With builders continuing to write down the value of loans (and banks then in calling loans when the collateral falls), attaching a number to the worth of undeveloped land has become increasingly difficult. Can you believe a land broker, who may want a high value for the commission? Can you believe a consultant who is under pressure to come in with a high value to get more work? I'd say believe whomever is willing to tell you the truth, because you can't address what you don't admit (i.e., the housing bust right before it happened). From a BuilderOnline.com story:
Home builders around the country have been swamped this year with news reports of public builders selling land for some fraction of its peak worth to get out from under the carrying costs on loans now worth more than the land's value.

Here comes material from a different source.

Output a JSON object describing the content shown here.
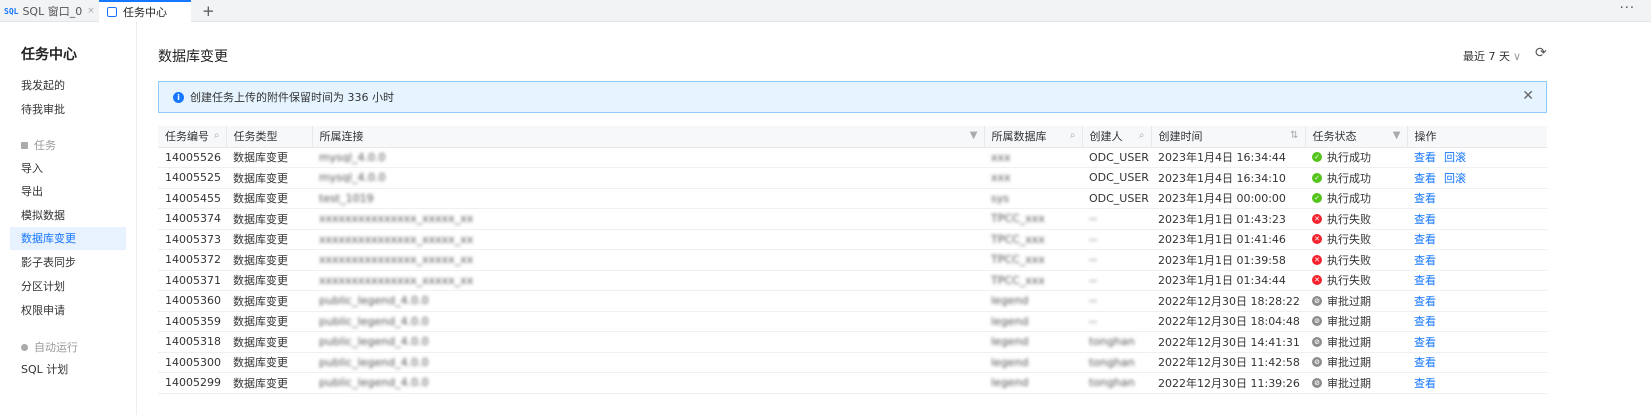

Those large builders have teams of number crunchers and a roster of well-paid consultants and financial advisors to help them evaluate what their land might be worth, and what they might be able to get for it in a sale...
"We've been hearing all this stuff about how land is selling at 40 cents on the dollar, 60 cents on the dollar--that doesn't matter...It really needs to be selling at 15 cents on the dollar. And that's not even for raw land. That's for a combination of raw and finished lots."
While builders have been writing down the value of their own lots to be able to sell homes closer to market prices, the prices of lots for sale have not come down nearly as far, so very little land is being sold and even fewer new developments are breaking ground.